Chez Lokad, nous ne voulons certainement pas antagoniser les décideurs clés de la supply chain, ce sont nos prospects et nos clients. Cependant, en même temps, nous estimons qu’il est de notre devoir de refuser de conclure un accord lorsque la solution est garantie d’échouer par conception. Souvent, le problème se résume à la manière dont l’initiative elle-même est gérée. Cela étant dit, nous reconnaissons que la gestion de la supply chain n’est guère la seule responsable. Certains fournisseurs promeuvent parfois tous les mauvais messages à leurs clients et s’en sortent sans vergogne. Les pratiques héritées et la politique interne peuvent également empoisonner la vie quotidienne de la gestion de la supply chain, qui peut également être utilisée comme bouc émissaire lorsque les choses ne se passent pas comme prévu. Dans cette section, nous répertorions les pièges courants qui pourraient être résolus grâce à un leadership révisé de la supply chain.

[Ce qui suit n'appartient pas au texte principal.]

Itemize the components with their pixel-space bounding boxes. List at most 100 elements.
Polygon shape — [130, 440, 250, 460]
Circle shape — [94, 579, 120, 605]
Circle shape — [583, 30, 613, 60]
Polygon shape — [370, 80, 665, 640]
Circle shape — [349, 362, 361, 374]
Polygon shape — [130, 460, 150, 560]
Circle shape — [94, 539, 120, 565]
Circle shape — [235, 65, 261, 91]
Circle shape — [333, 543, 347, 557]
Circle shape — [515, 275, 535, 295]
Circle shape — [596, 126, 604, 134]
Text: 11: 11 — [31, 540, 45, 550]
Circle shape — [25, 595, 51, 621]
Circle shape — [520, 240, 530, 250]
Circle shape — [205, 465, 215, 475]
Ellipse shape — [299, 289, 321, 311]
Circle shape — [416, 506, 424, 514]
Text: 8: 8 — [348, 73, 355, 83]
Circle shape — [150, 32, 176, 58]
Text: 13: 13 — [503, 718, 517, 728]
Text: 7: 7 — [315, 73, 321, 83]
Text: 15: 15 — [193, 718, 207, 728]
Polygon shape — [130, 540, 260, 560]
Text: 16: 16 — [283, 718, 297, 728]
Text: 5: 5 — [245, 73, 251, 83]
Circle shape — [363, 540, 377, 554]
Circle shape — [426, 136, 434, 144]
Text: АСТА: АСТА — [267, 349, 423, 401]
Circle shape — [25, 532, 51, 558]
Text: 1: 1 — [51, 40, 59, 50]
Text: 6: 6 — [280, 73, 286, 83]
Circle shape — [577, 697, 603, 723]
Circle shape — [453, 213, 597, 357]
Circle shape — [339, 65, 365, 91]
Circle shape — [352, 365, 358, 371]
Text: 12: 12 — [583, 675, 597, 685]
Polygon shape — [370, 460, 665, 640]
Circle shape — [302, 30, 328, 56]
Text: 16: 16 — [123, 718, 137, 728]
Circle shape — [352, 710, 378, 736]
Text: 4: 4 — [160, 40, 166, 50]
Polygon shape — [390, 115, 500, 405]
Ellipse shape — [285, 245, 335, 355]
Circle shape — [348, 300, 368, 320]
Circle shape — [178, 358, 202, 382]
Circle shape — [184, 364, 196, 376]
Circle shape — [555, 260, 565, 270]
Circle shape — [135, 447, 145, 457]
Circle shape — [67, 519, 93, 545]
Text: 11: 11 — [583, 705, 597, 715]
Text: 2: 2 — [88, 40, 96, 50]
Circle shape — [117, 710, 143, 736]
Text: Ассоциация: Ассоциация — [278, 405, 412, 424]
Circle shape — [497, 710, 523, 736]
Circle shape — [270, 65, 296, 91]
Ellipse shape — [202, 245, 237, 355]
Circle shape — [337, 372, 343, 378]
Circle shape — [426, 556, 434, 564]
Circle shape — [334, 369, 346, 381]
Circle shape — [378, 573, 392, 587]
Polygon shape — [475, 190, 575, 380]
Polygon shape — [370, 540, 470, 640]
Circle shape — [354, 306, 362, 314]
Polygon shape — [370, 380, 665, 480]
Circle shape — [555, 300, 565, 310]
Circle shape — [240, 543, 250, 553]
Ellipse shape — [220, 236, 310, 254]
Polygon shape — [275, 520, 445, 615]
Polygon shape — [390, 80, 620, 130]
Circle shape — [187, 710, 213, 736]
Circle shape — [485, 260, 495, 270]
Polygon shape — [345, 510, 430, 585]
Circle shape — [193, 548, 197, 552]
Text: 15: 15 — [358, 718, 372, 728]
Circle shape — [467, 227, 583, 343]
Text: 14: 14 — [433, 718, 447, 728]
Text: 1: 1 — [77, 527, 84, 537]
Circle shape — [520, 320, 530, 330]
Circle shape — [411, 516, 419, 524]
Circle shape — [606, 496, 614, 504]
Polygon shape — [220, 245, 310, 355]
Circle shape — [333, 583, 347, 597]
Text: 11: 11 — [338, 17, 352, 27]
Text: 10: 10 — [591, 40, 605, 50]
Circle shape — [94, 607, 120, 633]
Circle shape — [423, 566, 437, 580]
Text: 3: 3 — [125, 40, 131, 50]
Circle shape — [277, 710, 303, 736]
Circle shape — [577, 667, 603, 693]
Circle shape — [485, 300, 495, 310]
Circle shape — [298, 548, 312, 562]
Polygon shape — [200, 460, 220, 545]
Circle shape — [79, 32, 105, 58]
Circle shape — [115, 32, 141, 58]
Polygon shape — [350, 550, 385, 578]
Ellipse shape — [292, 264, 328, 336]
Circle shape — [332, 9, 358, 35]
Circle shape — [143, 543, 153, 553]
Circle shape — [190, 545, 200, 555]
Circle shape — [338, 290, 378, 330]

La demande de devis infernale

Il peut y avoir de nombreux domaines où les demandes de devis (RFQ) ont du sens. Malheureusement, le logiciel n’en fait pas partie. Rédiger les spécifications d’un logiciel est beaucoup plus difficile que d’écrire le logiciel lui-même. La tâche est intimidante. Une fois le processus de RFQ engagé, les entreprises parviennent à aggraver la situation en introduisant des consultants, pour compliquer davantage ce qui est déjà une spécification trop compliquée. La RFQ étouffe la plupart des réflexions sur la résolution des problèmes, car le processus de RFQ suppose que le client connaît déjà les détails de la solution souhaitée, alors que le “problème” est, par définition, largement non résolu au moment où la RFQ est rédigée. De plus, en pratique, les RFQ favorisent un processus de sélection de fournisseurs antagoniste : les bons fournisseurs s’en vont tandis que les mauvais restent. Enfin, le logiciel est une industrie en constante évolution, et lorsque votre entreprise aura terminé son processus de RFQ, votre concurrent aura déjà déployé sa solution.

Le POC fragile

Faire un POC (proof of concept) est une bonne chose si ce que vous avez l’intention d’acheter est un service simple et quasi-commoditisé : comme un service d’impression pour des cartes de visite. Une initiative de supply chain est compliquée par nature. La supply chain nécessite une coordination de la part de plusieurs entités. Il y a plusieurs niveaux de données qui doivent être exploités. Il y a des dizaines de flux de travail qui doivent être pris en compte. Les POC ou les pilotes à petite échelle font plus de mal que de bien car, par leur conception même, ils négligent une vertu fondamentale d’une initiative de supply chain réussie : sa capacité à fonctionner à grande échelle. La plupart des gens sont habitués au principe des économies d’échelle, cependant, en ce qui concerne l’optimisation de la supply chain, nous avons principalement tendance à traiter avec des déséconomies d’échelle, où prendre de bonnes décisions devient de plus en plus difficile à mesure que la complexité du problème augmente. Réussir avec un petit centre de distribution ne garantit en rien que la solution fonctionnera aussi bien avec des dizaines de centres de distribution différents.

Ignorer l’incertitude

L’avenir est incertain, et l’incertitude ne peut pas être écartée. De même, l’optimisation numérique de la supply chain est un problème difficile qui ne peut pas être écarté non plus. L’optimisation de la supply chain nécessite des prévisions probabilistes, qui sont la conséquence directe de la gestion de futurs incertains. L’optimisation de la supply chain est également confrontée aux comportements plutôt contre-intuitifs générés par les optimisations numériques. Certains fournisseurs exploitent le désir de simplifier les choses et de les rendre faciles afin de vendre une pratique fantaisiste où tous les obstacles sont abstraits. Malheureusement, ces obstacles ne sont pas de simples formalités techniques : ils définissent ce qui a une chance de fonctionner réellement pour votre supply chain. L’incertitude doit être appréhendée d’un point de vue numérique approfondi. La gestion de la supply chain doit également reconnaître et accepter l’incertitude.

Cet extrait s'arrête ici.